June 13 – Athens – Epidaurus Festival Herodion
June 15 – Ravenna Festival – Pala de André
June 18 – Madrid – Noche del Botanico
June 20 – San Sebastián – Kursaal Auditorium
June 26 & 27 – Paris – Philharmonie
July 1 & 2 – London – Barbican
July 6 – Gent Jazz Festival
July 9 – Berlin – Citadel del Music Festival
July 12 & 13 – Copenhagen – DR Koncerthaus
Born in the UK and raised in Amsterdam and California, ANOHNI relocated to NYC in her late teens, forming her group in 1998 and establishing a unique path in music with a focus on animist and eco-feminist themes. ANOHNI’s musical journey has spanned genres – from electronic experimental to avant-classical, dance, and soul. Achieving breakthrough success in 2005 with I Am a Bird Now (2005), she garnered the UK Mercury Music Prize. Notable releases since include The Crying Light (2009), Swanlights (2010), and live albums Cut The World (2012) and TURNING (2014). In 2016, she released the sharply political experimental electronic album HOPELESSNESS, produced by Hudson Mohawke and Daniel Lopatin. The same year, she received an Academy Award nomination for the environmentalist elegy, Manta Ray, featured in the film Racing Extinction (dir. Louie Psihoyos, 2015).

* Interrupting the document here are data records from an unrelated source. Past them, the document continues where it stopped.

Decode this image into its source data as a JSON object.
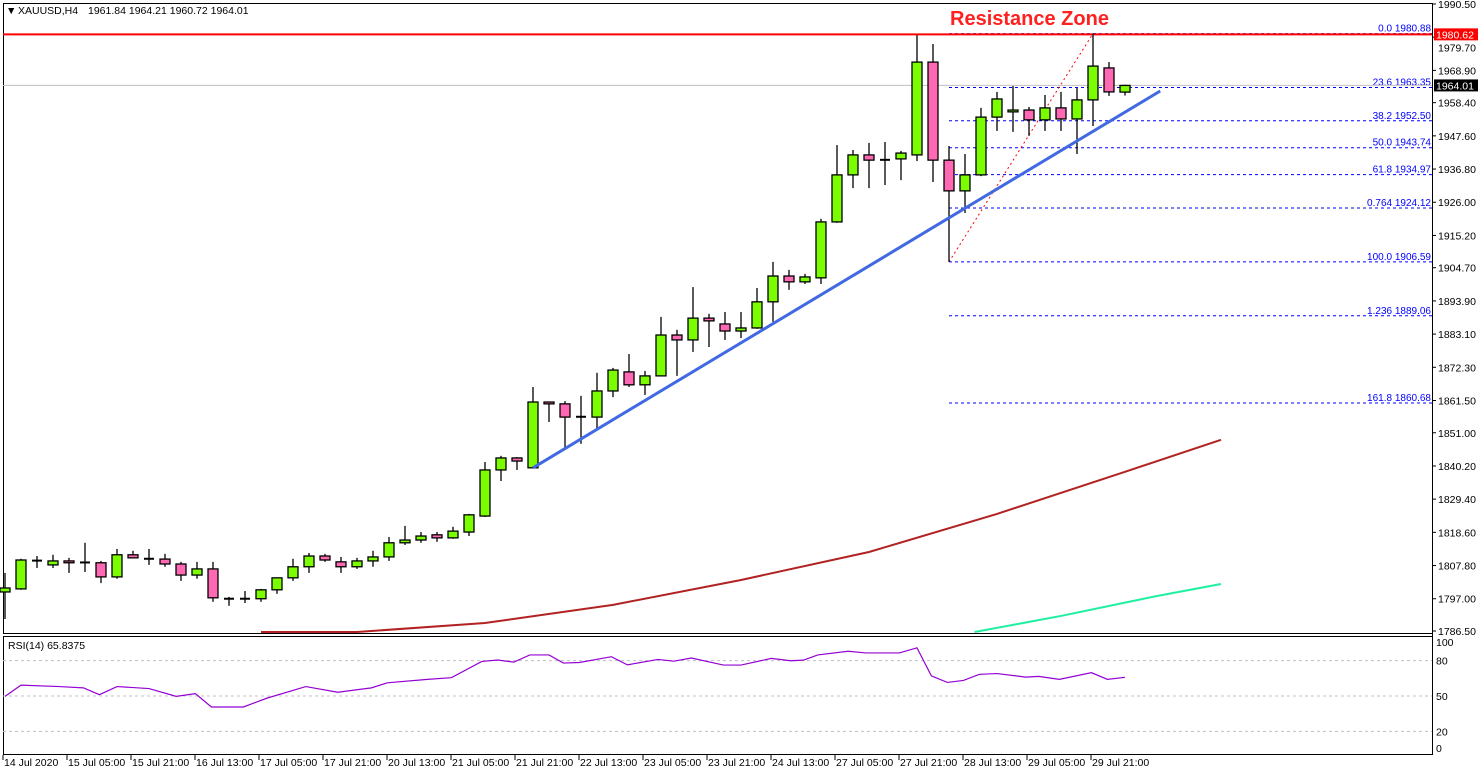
{
  "header": {
    "symbol_caret": "▼",
    "symbol": "XAUUSD,H4",
    "ohlc": "1961.84 1964.21 1960.72 1964.01"
  },
  "colors": {
    "bull": "#7cfc00",
    "bear": "#ff69b4",
    "resistance": "#ff0000",
    "trendline": "#4169e1",
    "fib": "#0000ff",
    "ma_slow": "#b22222",
    "ma_fast": "#1ef0a0",
    "rsi": "#9400d3",
    "current_price_line": "#c0c0c0"
  },
  "chart_data": [
    {
      "type": "candlestick",
      "title": "Resistance Zone",
      "ylim": [
        1786.5,
        1990.5
      ],
      "y_ticks": [
        "1990.50",
        "1979.70",
        "1968.90",
        "1958.40",
        "1947.60",
        "1936.80",
        "1926.00",
        "1915.20",
        "1904.70",
        "1893.90",
        "1883.10",
        "1872.30",
        "1861.50",
        "1851.00",
        "1840.20",
        "1829.40",
        "1818.60",
        "1807.80",
        "1797.00",
        "1786.50"
      ],
      "x_ticks": [
        "14 Jul 2020",
        "15 Jul 05:00",
        "15 Jul 21:00",
        "16 Jul 13:00",
        "17 Jul 05:00",
        "17 Jul 21:00",
        "20 Jul 13:00",
        "21 Jul 05:00",
        "21 Jul 21:00",
        "22 Jul 13:00",
        "23 Jul 05:00",
        "23 Jul 21:00",
        "24 Jul 13:00",
        "27 Jul 05:00",
        "27 Jul 21:00",
        "28 Jul 13:00",
        "29 Jul 05:00",
        "29 Jul 21:00"
      ],
      "ohlc_columns": [
        "open",
        "high",
        "low",
        "close"
      ],
      "candles": [
        [
          1799.2,
          1805.4,
          1790.4,
          1800.5
        ],
        [
          1800.2,
          1810.0,
          1799.9,
          1809.6
        ],
        [
          1809.3,
          1810.9,
          1807.0,
          1809.4
        ],
        [
          1808.0,
          1811.3,
          1807.0,
          1809.3
        ],
        [
          1809.3,
          1810.3,
          1805.4,
          1808.7
        ],
        [
          1808.7,
          1815.2,
          1805.7,
          1808.8
        ],
        [
          1808.7,
          1809.3,
          1802.1,
          1804.1
        ],
        [
          1804.1,
          1813.2,
          1803.5,
          1811.3
        ],
        [
          1811.3,
          1812.6,
          1810.3,
          1810.3
        ],
        [
          1809.9,
          1813.2,
          1808.0,
          1810.0
        ],
        [
          1809.9,
          1811.6,
          1807.4,
          1808.3
        ],
        [
          1808.3,
          1809.0,
          1802.8,
          1804.7
        ],
        [
          1804.7,
          1809.0,
          1803.5,
          1806.7
        ],
        [
          1806.7,
          1809.0,
          1796.0,
          1797.3
        ],
        [
          1797.3,
          1797.6,
          1794.7,
          1797.0
        ],
        [
          1797.0,
          1799.5,
          1795.6,
          1797.0
        ],
        [
          1797.0,
          1800.2,
          1796.0,
          1799.9
        ],
        [
          1799.9,
          1803.8,
          1798.6,
          1803.8
        ],
        [
          1803.8,
          1810.0,
          1802.8,
          1807.4
        ],
        [
          1807.4,
          1811.9,
          1805.4,
          1810.9
        ],
        [
          1810.9,
          1811.6,
          1809.0,
          1809.6
        ],
        [
          1809.0,
          1810.6,
          1805.4,
          1807.4
        ],
        [
          1807.4,
          1810.3,
          1806.7,
          1809.3
        ],
        [
          1809.3,
          1812.6,
          1807.4,
          1810.6
        ],
        [
          1810.6,
          1817.1,
          1809.3,
          1815.2
        ],
        [
          1815.2,
          1820.7,
          1814.5,
          1816.1
        ],
        [
          1816.1,
          1818.7,
          1815.2,
          1817.4
        ],
        [
          1817.8,
          1818.7,
          1815.5,
          1816.8
        ],
        [
          1816.8,
          1820.4,
          1816.5,
          1819.0
        ],
        [
          1818.7,
          1824.6,
          1817.4,
          1824.3
        ],
        [
          1823.9,
          1841.5,
          1823.6,
          1838.9
        ],
        [
          1838.9,
          1843.5,
          1835.3,
          1842.8
        ],
        [
          1842.8,
          1843.1,
          1838.9,
          1841.8
        ],
        [
          1839.6,
          1865.9,
          1839.6,
          1861.0
        ],
        [
          1861.0,
          1861.0,
          1854.5,
          1860.4
        ],
        [
          1860.4,
          1861.3,
          1846.1,
          1856.1
        ],
        [
          1856.1,
          1863.0,
          1847.4,
          1856.2
        ],
        [
          1856.1,
          1870.5,
          1851.9,
          1864.6
        ],
        [
          1864.6,
          1872.1,
          1862.6,
          1871.4
        ],
        [
          1870.8,
          1876.6,
          1865.9,
          1866.6
        ],
        [
          1866.6,
          1871.1,
          1863.3,
          1869.5
        ],
        [
          1869.5,
          1888.7,
          1869.5,
          1882.8
        ],
        [
          1882.8,
          1884.5,
          1869.5,
          1881.2
        ],
        [
          1881.2,
          1898.4,
          1877.3,
          1888.3
        ],
        [
          1888.3,
          1889.7,
          1878.9,
          1887.4
        ],
        [
          1886.4,
          1890.3,
          1881.2,
          1884.1
        ],
        [
          1884.1,
          1890.3,
          1881.8,
          1885.1
        ],
        [
          1885.1,
          1898.1,
          1884.8,
          1893.6
        ],
        [
          1893.6,
          1906.6,
          1887.1,
          1902.0
        ],
        [
          1902.0,
          1904.0,
          1897.5,
          1900.1
        ],
        [
          1900.1,
          1902.7,
          1899.4,
          1901.7
        ],
        [
          1901.4,
          1920.6,
          1899.4,
          1919.6
        ],
        [
          1919.6,
          1944.6,
          1919.3,
          1934.9
        ],
        [
          1934.9,
          1943.0,
          1930.6,
          1941.4
        ],
        [
          1941.4,
          1945.3,
          1930.6,
          1939.7
        ],
        [
          1939.7,
          1945.6,
          1931.6,
          1939.8
        ],
        [
          1940.1,
          1942.7,
          1933.2,
          1942.0
        ],
        [
          1941.4,
          1980.4,
          1939.4,
          1971.6
        ],
        [
          1971.6,
          1977.5,
          1932.6,
          1939.7
        ],
        [
          1939.7,
          1944.3,
          1906.6,
          1929.7
        ],
        [
          1929.7,
          1941.7,
          1922.5,
          1934.9
        ],
        [
          1934.9,
          1956.7,
          1934.5,
          1953.7
        ],
        [
          1953.7,
          1961.9,
          1949.2,
          1959.6
        ],
        [
          1955.4,
          1963.8,
          1948.9,
          1956.0
        ],
        [
          1956.0,
          1957.0,
          1947.6,
          1952.8
        ],
        [
          1952.8,
          1960.9,
          1949.2,
          1956.7
        ],
        [
          1956.7,
          1961.9,
          1949.2,
          1953.1
        ],
        [
          1953.1,
          1963.2,
          1941.7,
          1959.3
        ],
        [
          1959.3,
          1980.9,
          1950.8,
          1970.3
        ],
        [
          1969.7,
          1971.6,
          1960.6,
          1961.9
        ],
        [
          1961.84,
          1964.21,
          1960.72,
          1964.01
        ]
      ],
      "current_price": "1964.01",
      "resistance_price": "1980.62",
      "moving_averages": [
        {
          "points_bar_price": [
            [
              16,
              1785.0
            ],
            [
              22,
              1785.9
            ],
            [
              30,
              1789.1
            ],
            [
              38,
              1795.0
            ],
            [
              46,
              1803.1
            ],
            [
              54,
              1812.2
            ],
            [
              62,
              1824.6
            ],
            [
              70,
              1838.3
            ],
            [
              76,
              1848.7
            ]
          ]
        },
        {
          "points_bar_price": [
            [
              60.6,
              1785.0
            ],
            [
              66,
              1791.4
            ],
            [
              72,
              1797.9
            ],
            [
              76,
              1801.8
            ]
          ]
        }
      ],
      "trendline_bar_price": [
        [
          33,
          1839.6
        ],
        [
          72.2,
          1962.2
        ]
      ],
      "fibonacci": {
        "swing_bar_price": [
          [
            59,
            1906.59
          ],
          [
            68,
            1980.88
          ]
        ],
        "levels": [
          {
            "label": "0.0 1980.88",
            "price": 1980.88
          },
          {
            "label": "23.6 1963.35",
            "price": 1963.35
          },
          {
            "label": "38.2 1952.50",
            "price": 1952.5
          },
          {
            "label": "50.0 1943.74",
            "price": 1943.74
          },
          {
            "label": "61.8 1934.97",
            "price": 1934.97
          },
          {
            "label": "0.764 1924.12",
            "price": 1924.12
          },
          {
            "label": "100.0 1906.59",
            "price": 1906.59
          },
          {
            "label": "1.236 1889.06",
            "price": 1889.06
          },
          {
            "label": "161.8 1860.68",
            "price": 1860.68
          }
        ]
      }
    },
    {
      "type": "line",
      "label": "RSI(14) 65.8375",
      "ylim": [
        0,
        100
      ],
      "y_ticks": [
        "100",
        "80",
        "50",
        "20",
        "0"
      ],
      "levels": [
        80,
        50,
        20
      ],
      "points_bar_value": [
        [
          0,
          49.7
        ],
        [
          1,
          59.2
        ],
        [
          3.4,
          58
        ],
        [
          4.9,
          56.9
        ],
        [
          5.9,
          51.1
        ],
        [
          7,
          58
        ],
        [
          9,
          56.3
        ],
        [
          10.7,
          49.7
        ],
        [
          11.9,
          52
        ],
        [
          12.9,
          40.7
        ],
        [
          14.9,
          40.7
        ],
        [
          16.4,
          48.3
        ],
        [
          18.8,
          58
        ],
        [
          20.8,
          53.2
        ],
        [
          22.9,
          56.9
        ],
        [
          23.9,
          61.2
        ],
        [
          26.4,
          64.1
        ],
        [
          27.9,
          65.5
        ],
        [
          29.8,
          79.3
        ],
        [
          30.8,
          80.5
        ],
        [
          31.8,
          78.7
        ],
        [
          32.8,
          84.8
        ],
        [
          34,
          84.8
        ],
        [
          34.9,
          77.9
        ],
        [
          35.9,
          78.4
        ],
        [
          37.9,
          83.3
        ],
        [
          38.9,
          76.4
        ],
        [
          40.8,
          81
        ],
        [
          41.8,
          79.5
        ],
        [
          42.9,
          82.2
        ],
        [
          44.9,
          76.2
        ],
        [
          46,
          76.2
        ],
        [
          47.9,
          81.9
        ],
        [
          49.1,
          79.9
        ],
        [
          49.9,
          80.4
        ],
        [
          50.8,
          84.8
        ],
        [
          52.7,
          87.9
        ],
        [
          53.8,
          86.5
        ],
        [
          55.9,
          86.5
        ],
        [
          57,
          90.8
        ],
        [
          57.9,
          67
        ],
        [
          58.9,
          61.5
        ],
        [
          59.9,
          63.2
        ],
        [
          60.9,
          68.4
        ],
        [
          62,
          69
        ],
        [
          63.8,
          66
        ],
        [
          64.6,
          66.6
        ],
        [
          65.9,
          64.1
        ],
        [
          67.9,
          69.8
        ],
        [
          68.9,
          64.1
        ],
        [
          70,
          65.84
        ]
      ]
    }
  ]
}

ANOHNI’s sixth studio album, My Back Was A Bridge For You To Cross (2023), continues to model and encourage transformation in our ways of thinking about spirituality, societal structures, and our relationships with the biosphere. The record was named album of the year by The New Yorker. The artist reaches for courage, expression, resilience, and ceremony in the face of an unprecedented contemporary landscape, and emphasizes, “For me, there’s no heavenly respite; Creation is a spectral and feminine continuum, and we remain an inalienable part of Nature.”